Diretor da OAS nega pagamento para ex-deputado

Mateus Coutinho apresentou documento na Justiça no qual afirma ser um 'mero funcionário' da empreiteira

Redação

08 de maio de 2015 | 19h02

Por Ricardo Brandt, enviado especial a Curitiba, Julia Affonso e Fausto Macedo

Acusado de promover pagamentos de propina pela empreiteira OAS no esquema de corrupção na Petrobrás, o executivo Mateus Coutinho de Sá Oliveira apresentou à Justiça Federal nesta sexta feira,8, um termo de declaração por escrito em que diz ser um ‘mero funcionário’ e que nunca foi responsável por qualquer liberação de pagamentos da construtora – uma das 16 acusadas de cartel na Operação Lava Jato. Porém, frente a frente com Sérgio Moro, o magistrado da Lava Jato, Coutinho preferiu o silêncio como estratégia. Orientado pelos criminalistas Roberto Telhada e Edward de Carvalho, ele não quis responder as indagações do juiz.

Na petição por escrito ele negou, inclusive, ter ligações com o doleiro Alberto Youssef, peça central da Lava Jato.

“Nunca tive qualquer tipo de relacionamento com Alberto Youssef”, declara ele, no termo entregue pela defesa na manhã desta sexta feira, 8, à Justiça Federal.

Coutinho e outros executivos da empreiteira, entre eles Léo Pinheiro, número 1 da OAS, são formalmente acusados pelo Ministério Público Federal de corrupção, lavagem de dinheiro e organização criminosa. Esse processo da Lava Jato envolve propinas de R$ 10 milhões em dois contratos bilionários feitos com a Petrobrás para obras nas refinarias Abreu e Lima (RNEST), em Pernambuco, e Presidente Getúlio Vargas (REPAR), no Paraná.

Mateus Coutinho é apontado como responsável, junto com Léo Pinheiro e outro executivo, “pela liberação dos pagamentos de vantagens indevidas efetuados pela empreiteira no contexto de corrupção de Paulo Roberto Costa (ex-diretor de Abastecimento da estatal) e de outros empregados da Petrobrás”.

Ele alega que foi acusado com base “numa falsa premissa” de que teria liberado os pagamentos pela Construtora OAS. “Isso não é verdade”, afirma na peça por escrito.

Segundo a força tarefa da Lava Jato, Mateus Coutinho teria liberado valores para o ex-deputado federal Luiz Argôlo, que na época era do PP da Bahia. Uma troca de mensagens encontrada no telefone do doleiro Youssef foi destacada na denúncia contra os executivos da OAS.
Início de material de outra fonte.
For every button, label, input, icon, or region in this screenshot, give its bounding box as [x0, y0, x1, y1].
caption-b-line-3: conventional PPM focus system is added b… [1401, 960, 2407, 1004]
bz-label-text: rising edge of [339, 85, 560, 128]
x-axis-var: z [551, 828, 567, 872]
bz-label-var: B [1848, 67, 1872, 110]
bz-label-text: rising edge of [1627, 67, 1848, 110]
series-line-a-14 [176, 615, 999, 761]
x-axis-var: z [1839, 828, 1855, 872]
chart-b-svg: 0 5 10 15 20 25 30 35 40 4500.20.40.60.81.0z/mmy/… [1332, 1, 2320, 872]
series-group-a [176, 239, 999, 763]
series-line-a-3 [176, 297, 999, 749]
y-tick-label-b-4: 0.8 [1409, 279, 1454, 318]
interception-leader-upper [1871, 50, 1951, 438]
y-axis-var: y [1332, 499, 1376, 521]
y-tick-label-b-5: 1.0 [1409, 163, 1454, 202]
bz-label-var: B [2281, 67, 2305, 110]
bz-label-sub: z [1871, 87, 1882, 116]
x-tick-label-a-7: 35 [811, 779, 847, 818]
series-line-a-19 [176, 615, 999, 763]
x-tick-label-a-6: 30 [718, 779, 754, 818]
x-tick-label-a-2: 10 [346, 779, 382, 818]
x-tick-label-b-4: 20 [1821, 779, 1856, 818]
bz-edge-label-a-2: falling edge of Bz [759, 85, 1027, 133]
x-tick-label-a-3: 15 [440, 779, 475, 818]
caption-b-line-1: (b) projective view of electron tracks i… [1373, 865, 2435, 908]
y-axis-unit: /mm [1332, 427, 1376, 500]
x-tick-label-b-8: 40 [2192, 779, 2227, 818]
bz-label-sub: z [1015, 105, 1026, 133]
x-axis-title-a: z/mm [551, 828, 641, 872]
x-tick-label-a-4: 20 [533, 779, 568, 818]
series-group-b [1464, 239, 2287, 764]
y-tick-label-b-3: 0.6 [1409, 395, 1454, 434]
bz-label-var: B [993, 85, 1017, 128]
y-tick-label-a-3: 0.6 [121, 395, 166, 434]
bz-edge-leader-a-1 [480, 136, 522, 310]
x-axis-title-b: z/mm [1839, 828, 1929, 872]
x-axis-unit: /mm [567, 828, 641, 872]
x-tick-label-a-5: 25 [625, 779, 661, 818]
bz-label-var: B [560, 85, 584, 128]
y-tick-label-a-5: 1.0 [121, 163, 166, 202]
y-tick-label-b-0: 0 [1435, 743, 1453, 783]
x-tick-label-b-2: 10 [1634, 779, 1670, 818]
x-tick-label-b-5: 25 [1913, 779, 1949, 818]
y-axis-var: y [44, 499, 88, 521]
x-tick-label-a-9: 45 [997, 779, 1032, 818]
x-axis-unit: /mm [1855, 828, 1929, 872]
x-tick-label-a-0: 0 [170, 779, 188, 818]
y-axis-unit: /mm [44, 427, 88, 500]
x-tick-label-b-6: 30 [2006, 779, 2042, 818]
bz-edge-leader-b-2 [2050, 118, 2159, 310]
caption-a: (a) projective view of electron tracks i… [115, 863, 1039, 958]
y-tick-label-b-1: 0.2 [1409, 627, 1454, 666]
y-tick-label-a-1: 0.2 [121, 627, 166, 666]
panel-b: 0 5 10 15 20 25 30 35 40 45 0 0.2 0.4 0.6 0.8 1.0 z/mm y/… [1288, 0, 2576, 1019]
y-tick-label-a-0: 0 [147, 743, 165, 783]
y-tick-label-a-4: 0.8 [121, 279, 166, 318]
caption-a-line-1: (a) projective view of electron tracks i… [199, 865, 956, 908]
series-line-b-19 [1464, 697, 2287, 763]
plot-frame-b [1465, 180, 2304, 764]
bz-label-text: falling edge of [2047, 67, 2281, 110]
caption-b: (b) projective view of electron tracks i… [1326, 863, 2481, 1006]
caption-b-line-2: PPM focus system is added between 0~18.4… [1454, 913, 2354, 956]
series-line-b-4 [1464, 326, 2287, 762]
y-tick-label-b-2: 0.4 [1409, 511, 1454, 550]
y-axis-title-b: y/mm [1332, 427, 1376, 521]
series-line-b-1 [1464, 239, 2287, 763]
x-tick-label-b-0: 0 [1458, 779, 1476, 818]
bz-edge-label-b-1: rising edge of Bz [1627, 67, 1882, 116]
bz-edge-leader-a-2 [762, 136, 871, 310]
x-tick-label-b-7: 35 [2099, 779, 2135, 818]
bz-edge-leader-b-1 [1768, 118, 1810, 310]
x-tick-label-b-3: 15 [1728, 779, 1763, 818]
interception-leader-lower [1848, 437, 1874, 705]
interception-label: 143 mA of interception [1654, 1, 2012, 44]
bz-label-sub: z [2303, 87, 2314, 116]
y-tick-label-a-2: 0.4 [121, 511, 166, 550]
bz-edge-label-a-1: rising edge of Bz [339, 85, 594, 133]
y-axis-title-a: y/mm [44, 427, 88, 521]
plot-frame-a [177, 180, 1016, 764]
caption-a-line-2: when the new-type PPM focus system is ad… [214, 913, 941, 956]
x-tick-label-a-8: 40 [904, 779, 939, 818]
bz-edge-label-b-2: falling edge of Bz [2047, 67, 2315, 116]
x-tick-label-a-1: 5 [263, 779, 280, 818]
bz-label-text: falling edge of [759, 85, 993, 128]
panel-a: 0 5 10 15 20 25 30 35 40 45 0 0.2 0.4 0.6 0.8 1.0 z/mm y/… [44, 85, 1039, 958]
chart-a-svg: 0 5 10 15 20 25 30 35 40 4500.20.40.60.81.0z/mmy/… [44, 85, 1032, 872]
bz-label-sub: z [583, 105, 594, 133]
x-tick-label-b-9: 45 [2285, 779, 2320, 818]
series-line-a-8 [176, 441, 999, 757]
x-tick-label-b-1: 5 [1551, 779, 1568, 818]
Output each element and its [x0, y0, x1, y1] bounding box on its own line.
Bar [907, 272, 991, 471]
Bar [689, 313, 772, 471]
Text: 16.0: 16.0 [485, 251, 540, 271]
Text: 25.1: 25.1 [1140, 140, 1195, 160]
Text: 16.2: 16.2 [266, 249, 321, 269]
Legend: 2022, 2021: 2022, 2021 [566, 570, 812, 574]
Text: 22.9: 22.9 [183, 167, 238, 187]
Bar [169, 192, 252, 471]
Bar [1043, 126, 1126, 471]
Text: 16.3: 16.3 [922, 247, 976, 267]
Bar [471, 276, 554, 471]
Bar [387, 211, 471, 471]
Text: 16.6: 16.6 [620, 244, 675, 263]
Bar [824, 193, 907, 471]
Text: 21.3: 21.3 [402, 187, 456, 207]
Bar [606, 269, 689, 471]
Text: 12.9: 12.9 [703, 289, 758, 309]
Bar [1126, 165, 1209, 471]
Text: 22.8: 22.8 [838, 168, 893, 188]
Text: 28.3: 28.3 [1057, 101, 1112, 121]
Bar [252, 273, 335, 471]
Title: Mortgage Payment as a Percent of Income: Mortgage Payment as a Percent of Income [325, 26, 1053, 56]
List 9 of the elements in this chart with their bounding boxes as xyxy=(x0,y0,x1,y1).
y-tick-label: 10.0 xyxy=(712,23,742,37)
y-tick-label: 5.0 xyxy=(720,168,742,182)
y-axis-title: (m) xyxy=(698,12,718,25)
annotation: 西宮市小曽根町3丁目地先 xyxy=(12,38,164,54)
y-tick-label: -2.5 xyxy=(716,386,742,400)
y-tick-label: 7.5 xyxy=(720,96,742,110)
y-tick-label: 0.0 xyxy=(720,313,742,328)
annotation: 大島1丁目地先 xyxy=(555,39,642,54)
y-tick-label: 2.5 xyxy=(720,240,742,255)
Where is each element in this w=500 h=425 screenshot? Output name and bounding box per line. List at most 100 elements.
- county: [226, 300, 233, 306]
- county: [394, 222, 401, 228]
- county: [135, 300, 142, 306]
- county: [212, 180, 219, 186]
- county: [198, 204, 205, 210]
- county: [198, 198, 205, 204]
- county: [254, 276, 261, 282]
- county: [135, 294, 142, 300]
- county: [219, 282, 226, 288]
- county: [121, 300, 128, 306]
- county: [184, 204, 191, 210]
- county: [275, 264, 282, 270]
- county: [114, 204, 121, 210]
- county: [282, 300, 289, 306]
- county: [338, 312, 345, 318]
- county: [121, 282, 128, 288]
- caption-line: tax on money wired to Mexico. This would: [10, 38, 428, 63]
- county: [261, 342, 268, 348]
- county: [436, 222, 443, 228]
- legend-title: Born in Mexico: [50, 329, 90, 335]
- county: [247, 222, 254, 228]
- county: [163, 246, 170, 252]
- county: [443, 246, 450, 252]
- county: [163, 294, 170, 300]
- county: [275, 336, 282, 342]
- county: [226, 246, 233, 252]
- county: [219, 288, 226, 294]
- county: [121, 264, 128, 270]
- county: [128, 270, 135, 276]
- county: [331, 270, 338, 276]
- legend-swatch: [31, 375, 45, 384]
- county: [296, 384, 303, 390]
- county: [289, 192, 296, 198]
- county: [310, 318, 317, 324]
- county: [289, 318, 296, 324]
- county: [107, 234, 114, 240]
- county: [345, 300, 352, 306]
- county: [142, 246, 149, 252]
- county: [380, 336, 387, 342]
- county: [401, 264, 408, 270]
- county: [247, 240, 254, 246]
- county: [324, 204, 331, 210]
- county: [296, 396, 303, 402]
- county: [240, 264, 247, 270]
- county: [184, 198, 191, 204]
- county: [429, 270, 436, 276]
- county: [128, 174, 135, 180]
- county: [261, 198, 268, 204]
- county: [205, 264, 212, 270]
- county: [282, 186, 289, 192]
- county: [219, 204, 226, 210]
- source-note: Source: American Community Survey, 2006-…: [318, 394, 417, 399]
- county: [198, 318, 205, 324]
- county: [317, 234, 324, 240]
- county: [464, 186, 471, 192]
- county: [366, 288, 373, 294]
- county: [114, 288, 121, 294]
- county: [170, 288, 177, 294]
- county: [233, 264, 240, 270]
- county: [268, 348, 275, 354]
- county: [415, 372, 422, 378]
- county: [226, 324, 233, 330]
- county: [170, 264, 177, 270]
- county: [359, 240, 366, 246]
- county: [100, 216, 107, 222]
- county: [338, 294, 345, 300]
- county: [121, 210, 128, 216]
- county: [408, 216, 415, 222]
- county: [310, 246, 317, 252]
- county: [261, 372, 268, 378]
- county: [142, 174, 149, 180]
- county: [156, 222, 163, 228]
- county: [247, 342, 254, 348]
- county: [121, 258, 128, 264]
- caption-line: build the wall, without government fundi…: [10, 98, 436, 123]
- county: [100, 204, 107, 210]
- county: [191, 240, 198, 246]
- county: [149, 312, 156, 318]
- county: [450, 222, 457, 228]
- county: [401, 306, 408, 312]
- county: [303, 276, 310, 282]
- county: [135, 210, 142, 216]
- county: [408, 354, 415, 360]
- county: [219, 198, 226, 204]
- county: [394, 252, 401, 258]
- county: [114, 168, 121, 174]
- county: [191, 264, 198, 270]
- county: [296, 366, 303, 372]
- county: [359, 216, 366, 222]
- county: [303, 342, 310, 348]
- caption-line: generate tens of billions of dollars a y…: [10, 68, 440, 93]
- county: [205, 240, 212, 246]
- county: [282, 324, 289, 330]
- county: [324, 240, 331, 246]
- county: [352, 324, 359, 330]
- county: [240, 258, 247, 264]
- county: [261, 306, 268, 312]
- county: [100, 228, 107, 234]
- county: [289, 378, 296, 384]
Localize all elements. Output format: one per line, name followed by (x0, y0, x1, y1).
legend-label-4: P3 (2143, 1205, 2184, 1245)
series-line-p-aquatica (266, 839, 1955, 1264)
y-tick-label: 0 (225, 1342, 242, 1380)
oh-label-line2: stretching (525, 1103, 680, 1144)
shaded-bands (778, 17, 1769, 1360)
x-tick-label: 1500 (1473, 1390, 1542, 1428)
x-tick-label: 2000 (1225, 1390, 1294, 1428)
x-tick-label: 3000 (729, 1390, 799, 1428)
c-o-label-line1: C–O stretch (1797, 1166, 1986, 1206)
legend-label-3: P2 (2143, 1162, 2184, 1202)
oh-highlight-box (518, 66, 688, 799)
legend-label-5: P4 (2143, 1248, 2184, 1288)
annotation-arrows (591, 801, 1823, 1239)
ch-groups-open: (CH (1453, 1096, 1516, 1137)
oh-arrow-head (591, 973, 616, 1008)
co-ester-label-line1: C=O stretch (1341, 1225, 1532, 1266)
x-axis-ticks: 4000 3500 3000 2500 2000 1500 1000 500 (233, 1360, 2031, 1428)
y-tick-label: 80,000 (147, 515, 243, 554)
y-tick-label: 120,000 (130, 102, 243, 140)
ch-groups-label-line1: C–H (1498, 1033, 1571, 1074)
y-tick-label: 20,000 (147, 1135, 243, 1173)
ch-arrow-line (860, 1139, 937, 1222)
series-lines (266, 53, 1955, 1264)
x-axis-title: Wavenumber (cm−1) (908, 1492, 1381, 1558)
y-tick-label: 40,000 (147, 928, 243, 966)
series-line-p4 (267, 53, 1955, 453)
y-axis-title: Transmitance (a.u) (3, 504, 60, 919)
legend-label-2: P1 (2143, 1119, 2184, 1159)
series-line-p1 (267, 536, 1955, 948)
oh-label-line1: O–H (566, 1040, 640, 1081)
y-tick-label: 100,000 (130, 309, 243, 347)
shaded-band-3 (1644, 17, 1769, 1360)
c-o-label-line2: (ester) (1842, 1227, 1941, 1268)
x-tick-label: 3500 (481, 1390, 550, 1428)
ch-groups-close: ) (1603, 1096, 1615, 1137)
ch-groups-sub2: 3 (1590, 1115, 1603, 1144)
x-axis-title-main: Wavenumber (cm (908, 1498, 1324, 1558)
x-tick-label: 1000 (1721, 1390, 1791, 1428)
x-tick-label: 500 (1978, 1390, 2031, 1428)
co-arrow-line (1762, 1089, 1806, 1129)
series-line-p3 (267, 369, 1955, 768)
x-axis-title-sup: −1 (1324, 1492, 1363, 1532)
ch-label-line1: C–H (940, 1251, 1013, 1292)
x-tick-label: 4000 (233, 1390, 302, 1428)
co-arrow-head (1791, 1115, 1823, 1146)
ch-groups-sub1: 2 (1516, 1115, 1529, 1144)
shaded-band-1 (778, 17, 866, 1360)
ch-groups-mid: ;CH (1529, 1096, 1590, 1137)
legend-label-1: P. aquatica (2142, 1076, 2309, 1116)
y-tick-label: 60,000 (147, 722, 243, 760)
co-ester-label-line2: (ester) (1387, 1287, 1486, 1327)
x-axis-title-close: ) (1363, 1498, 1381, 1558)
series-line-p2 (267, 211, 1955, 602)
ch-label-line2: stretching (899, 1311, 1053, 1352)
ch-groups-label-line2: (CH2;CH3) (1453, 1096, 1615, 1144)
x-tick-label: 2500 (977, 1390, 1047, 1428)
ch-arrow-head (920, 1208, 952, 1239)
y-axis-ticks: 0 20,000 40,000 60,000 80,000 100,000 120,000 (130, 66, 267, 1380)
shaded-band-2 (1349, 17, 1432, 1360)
“Falei com matheus vai liberar semana que vem”, informou Beto, apelido de Youssef, na troca de mensagens. “Uma parte dos 400”, informa ele ao interlocutor, “LA” – que foi identificado como Luiz Argolo, posteriormente.

“(Mateus) era usualmente referido em mensagens interceptadas entre Alberto Youssef e o interlocutor “LA” como a pessoa responsável pela liberação e operacionalização de pagamentos de vantagens indevidas pela OAS para agentes corrompidos”, sustenta a força-tarefa da Lava Jato.

O réu alega que jamais foi diretor financeiro da Construtora OAS e que é improcedente a informação de que liberou pagamento ao ex-deputado federal Luiz Argôlo.

“Não tenho conhecimento de qualquer propina destinada a agentes políticos e funcionários da Petrobrás”, registrou ele, na versão por escrito.

Argumentou ainda que na época dos fatos imputados ele era “um mero funcionário da empresa OAS”. Mateus Coutinho virou diretor da OAS em 2013 – posterior aos contratos investigados, segundo ele argumenta.

O executivo da OAS declarou ainda que “nunca soube de qualquer ajuste, combinação, promessa ou pagamento de quaisquer vantagens indevidas a agentes públicos e funcionários da Petrobrás”.